Why have the two houses next to mine, which were purchased as foreclosures, increased in value by 25% or more?
…while my house, that is not in foreclosure, looses worth for 3 years as well as has right away usually increasing in worth by 1%?
No additions or improvements to those dual houses.
There are 4 suggestions to question “Why have the two houses next to mine, which were purchased as foreclosures, increased in value by 25% or more?”
1) what is your source of information? Tax rolls may well increase the tax valuation of the home because the change in ownership at foreclosure breaks a capping rule. That changes state by state, though, and frequently county by county.
2) Are you comparing cost from a year ago to cost now, or are you figuring the foreclosure discount into the mix? Foreclosures can create a 25% discount from market, while your home would be valued at market in both times.
Just another thing – be careful what you wish for because you might just get it. If your valuation goes up 25%, so will your property taxes. Market assessment is one of the tax valuation criteria.
How would anyone here be able to answer that question? I highly doubt that they are increasing in value by 25%.
Maybe they have renovations, etc? Who knows?
Depends on how you determined that they "increased in value." Do you mean their tax assessment went up? Or that they sold for 25% more than when they were foreclosures? If you are referring to the tax assessment, the only thing that comes to mind is the condition they were in as a typcial foreclosure may be a lot worse condition than present condition- if they have been renovated. Many people get way too concerned about their tax assessment and think it represents real time value. Quite possibly it does not. First, depending on your state, the actual assessment of the home (not just a change in the tax rate) is done anywhere from once a year to once every 4 years unless there is a sale. Also, the assessor in most cases has never seen the interior of the home and may or may not have the correct sq footage. Honestly,. I would not worry about it. If and when you sell you homes, the tax assessment will have very little to do with how much you manage to get out of your home.

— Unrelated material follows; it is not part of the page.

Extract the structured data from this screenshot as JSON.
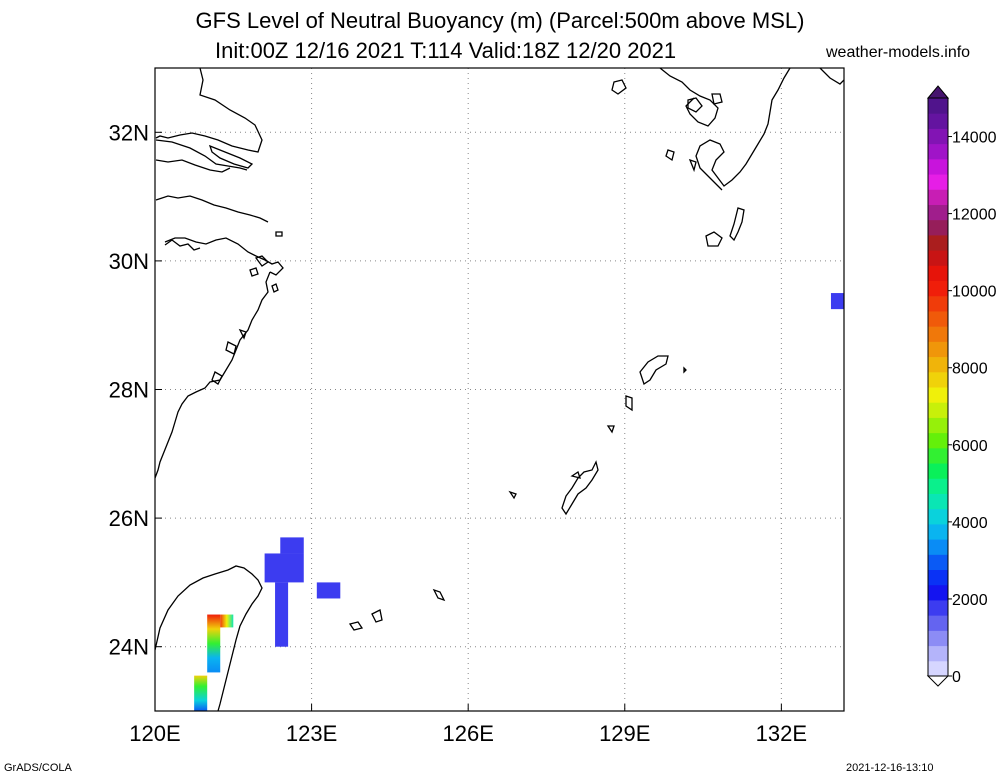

1) what is your source of information? Tax rolls may well increase the tax valuation of the home because the change in ownership at foreclosure breaks a capping rule. That changes state by state, though, and frequently county by county.
2) Are you comparing cost from a year ago to cost now, or are you figuring the foreclosure discount into the mix? Foreclosures can create a 25% discount from market, while your home would be valued at market in both times.
Just another thing – be careful what you wish for because you might just get it. If your valuation goes up 25%, so will your property taxes. Market assessment is one of the tax valuation criteria.
How would anyone here be able to answer that question? I highly doubt that they are increasing in value by 25%.
Maybe they have renovations, etc? Who knows?
Depends on how you determined that they "increased in value." Do you mean their tax assessment went up? Or that they sold for 25% more than when they were foreclosures? If you are referring to the tax assessment, the only thing that comes to mind is the condition they were in as a typcial foreclosure may be a lot worse condition than present condition- if they have been renovated. Many people get way too concerned about their tax assessment and think it represents real time value. Quite possibly it does not. First, depending on your state, the actual assessment of the home (not just a change in the tax rate) is done anywhere from once a year to once every 4 years unless there is a sale. Also, the assessor in most cases has never seen the interior of the home and may or may not have the correct sq footage. Honestly,. I would not worry about it. If and when you sell you homes, the tax assessment will have very little to do with how much you manage to get out of your home.